Comment by Anthony DiGiovanni (antimonyanthony) on Should you go with your best guess?: Against precise Bayesianism and related views · 2025-02-02T13:19:47.084Z · LW · GW

(General caveat that I'm not sure if I'm missing your point.)

Sure, there's still a "problem" in the sense that we don't have a clean epistemic theory of everything. The weights we put on the importance of different principles, and how well different credences fulfill them, will be fuzzy. But we've had this problem all along.

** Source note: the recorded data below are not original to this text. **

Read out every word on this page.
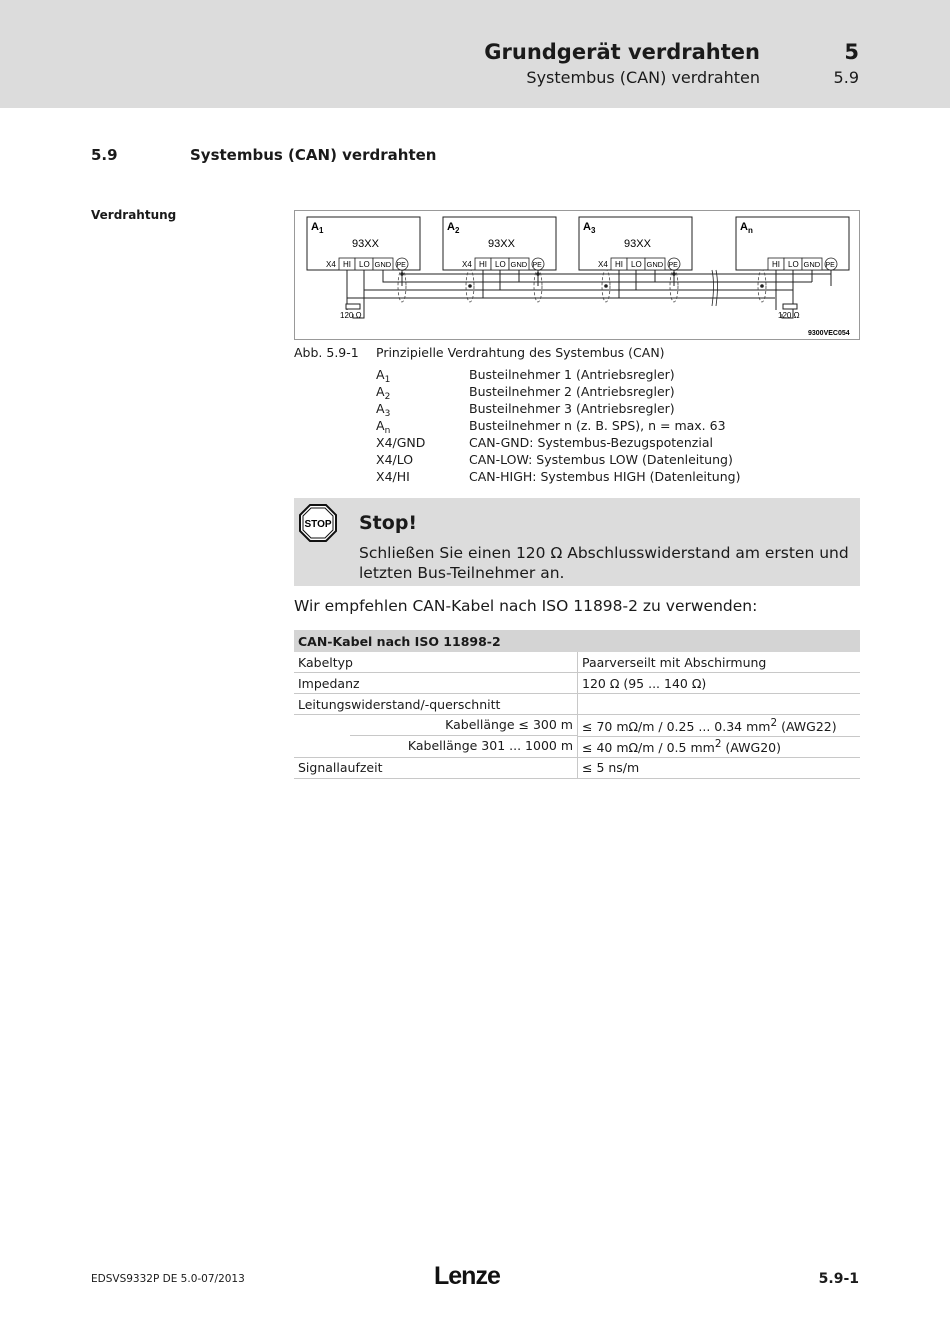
Grundgerät verdrahten	5
Systembus (CAN) verdrahten	5.9
5.9	Systembus (CAN) verdrahten
Verdrahtung
$A_1$
93XX
X4 HI LO GND PE
$A_2$
93XX
X4 HI LO GND PE
$A_3$
93XX
X4 HI LO GND PE
$A_n$
HI LO GND PE
120 Ω	120 Ω
9300VEC054
Abb. 5.9-1 Prinzipielle Verdrahtung des Systembus (CAN)
$A_1$	Busteilnehmer 1 (Antriebsregler)
$A_2$	Busteilnehmer 2 (Antriebsregler)
$A_3$	Busteilnehmer 3 (Antriebsregler)
$A_n$	Busteilnehmer n (z. B. SPS), n = max. 63
X4/GND	CAN-GND: Systembus-Bezugspotenzial
X4/LO	CAN-LOW: Systembus LOW (Datenleitung)
X4/HI	CAN-HIGH: Systembus HIGH (Datenleitung)
STOP Stop!
Schließen Sie einen 120 Ω Abschlusswiderstand am ersten und letzten Bus-Teilnehmer an.
Wir empfehlen CAN-Kabel nach ISO 11898-2 zu verwenden:
CAN-Kabel nach ISO 11898-2	
Kabeltyp	Paarverseilt mit Abschirmung
Impedanz	120 Ω (95 ... 140 Ω)
Leitungswiderstand/-querschnitt	

Kabellänge ≤ 300 m	≤ 70 mΩ/m / 0.25 ... 0.34 $mm^2$ (AWG22)

Kabellänge 301 ... 1000 m	≤ 40 mΩ/m / 0.5 $mm^2$ (AWG20)
Signallaufzeit	≤ 5 ns/m
EDSVS9332P DE 5.0-07/2013	Lenze	5.9-1
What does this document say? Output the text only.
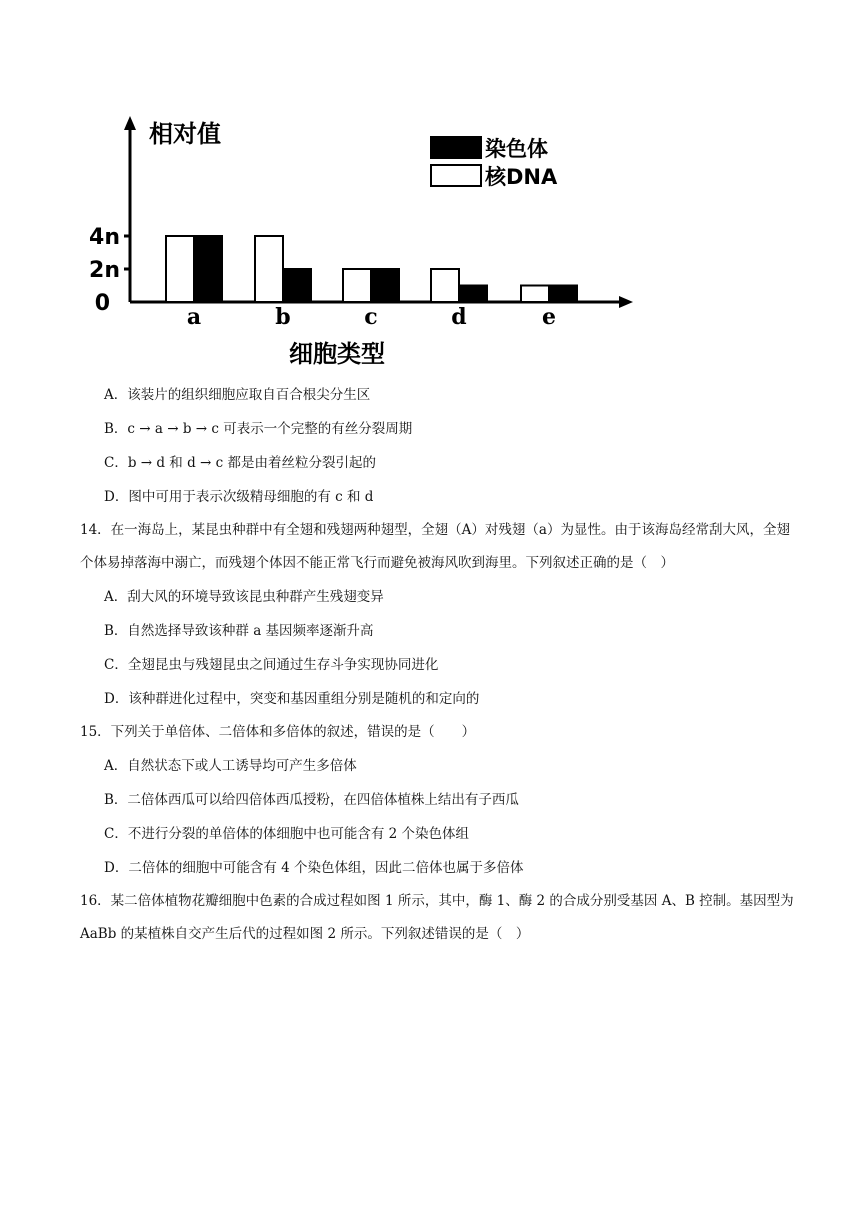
相对值
细胞类型
0
2n
4n
a	b	c	d	e
染色体
核DNA
A．该装片的组织细胞应取自百合根尖分生区
B．c → a → b → c 可表示一个完整的有丝分裂周期
C．b → d 和 d → c 都是由着丝粒分裂引起的
D．图中可用于表示次级精母细胞的有 c 和 d
14．在一海岛上，某昆虫种群中有全翅和残翅两种翅型，全翅（A）对残翅（a）为显性。由于该海岛经常刮大风，全翅个体易掉落海中溺亡，而残翅个体因不能正常飞行而避免被海风吹到海里。下列叙述正确的是（　）
A．刮大风的环境导致该昆虫种群产生残翅变异
B．自然选择导致该种群 a 基因频率逐渐升高
C．全翅昆虫与残翅昆虫之间通过生存斗争实现协同进化
D．该种群进化过程中，突变和基因重组分别是随机的和定向的
15．下列关于单倍体、二倍体和多倍体的叙述，错误的是（　　）
A．自然状态下或人工诱导均可产生多倍体
B．二倍体西瓜可以给四倍体西瓜授粉，在四倍体植株上结出有子西瓜
C．不进行分裂的单倍体的体细胞中也可能含有 2 个染色体组
D．二倍体的细胞中可能含有 4 个染色体组，因此二倍体也属于多倍体
16．某二倍体植物花瓣细胞中色素的合成过程如图 1 所示，其中，酶 1、酶 2 的合成分别受基因 A、B 控制。基因型为 AaBb 的某植株自交产生后代的过程如图 2 所示。下列叙述错误的是（　）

There are options other than (1) purely determinate credences or (2) implausibly wide indeterminate credences. To me, there are very compelling intuitions behind the view that the balance among my epistemic principles is best struck by (3) indeterminate credences that are narrow in proportion to the weight of evidence and how far principles like Occam seem to go. This isn't objective (neither are any other principles of rationality less trivial than avoiding synchronic sure losses). Maybe your intuitions differ, upon careful reflection. That doesn't mean it's a free-for-all. Even if it is, this isn't a positive argument for determinacy.

both do rely on my intuitions

My intuitions about foundational epistemic principles are just about what I philosophically endorse — in that domain, I don’t know what else we could possibly go on other than intuition. Whereas, my intuitions about empirical claims about the far future only seem worth endorsing as far as I have reasons to think they're tracking empirical reality.

Comment by Anthony DiGiovanni (antimonyanthony) on Should you go with your best guess?: Against precise Bayesianism and related views · 2025-02-02T00:07:08.094Z · LW · GW

it seems pretty arbitrary to me where you draw the boundary between a credence that you include in your representor vs. not. (Like: What degree of justification is enough? We'll always have the problem of induction to provide some degree of arbitrariness.)

To spell out how I’m thinking of credence-setting: Given some information, we apply different (vague) non-pragmatic principles we endorse — fit with evidence, Occam’s razor, deference, etc.

Epistemic arbitrariness means making choices in your credence-setting that add something beyond these principles. (Contrast this with mere “formalization arbitrariness”, the sort discussed in the part of the post about vagueness.)

I don’t think the problem of induction forces us to be epistemically arbitrary. Occam’s razor (perhaps an imprecise version!) favors priors that penalize a hypothesis like “the mechanisms that made the sun rise every day in the past suddenly change tomorrow”. This seems to give us grounds for having prior credences narrower than (0, 1), even if there’s some unavoidable formalization arbitrariness. (We can endorse the principle underlying Occam’s razor, “give more weight to hypotheses that posit fewer entities”, without a circular justification like “Occam’s razor worked well in the past”. Admittedly, I don’t feel super satisfied with / unconfused about Occam’s razor, but it’s not just an ad hoc thing.)

By contrast, pinning down a single determinate credence (in the cases discussed in this post) seems to require favoring epistemic weights for no reason. Or at best, a very weak reason that IMO is clearly outweighed by a principle of suspending judgment. So this seems more arbitrary to me than indeterminate credences, since it injects epistemic arbitrariness on top of formalization arbitrariness.

Comment by Anthony DiGiovanni (antimonyanthony) on Should you go with your best guess?: Against precise Bayesianism and related views · 2025-02-01T23:57:16.857Z · LW · GW

(I'll reply to the point about arbitrariness in another comment.)

I think it's generally helpful for conceptual clarity to analyze epistemics separately from ethics and decision theory. E.g., it's not just EV maximization w.r.t. non-robust credences that I take issue with, it's any decision rule built on top of non-robust credences. And I worry that without more careful justification, "[consequentialist] EV-maximizing within a more narrow "domain", ignoring the effects outside of that "domain"" is pretty unmotivated / just kinda looking under the streetlight. And how do you pick the domain?

(Depends on the details, though. If it turns out that EV-maximizing w.r.t. impartial consequentialism is always sensitive to non-robust credences (in your framing), I'm sympathetic to "EV-maximizing w.r.t. those you personally care about, subject to various deontological side constraints etc." as a response. Because “those you personally care about” isn’t an arbitrary domain, it’s, well, those you personally care about. The moral motivation for focusing on that domain is qualitatively different from the motivation for impartial consequentialism.)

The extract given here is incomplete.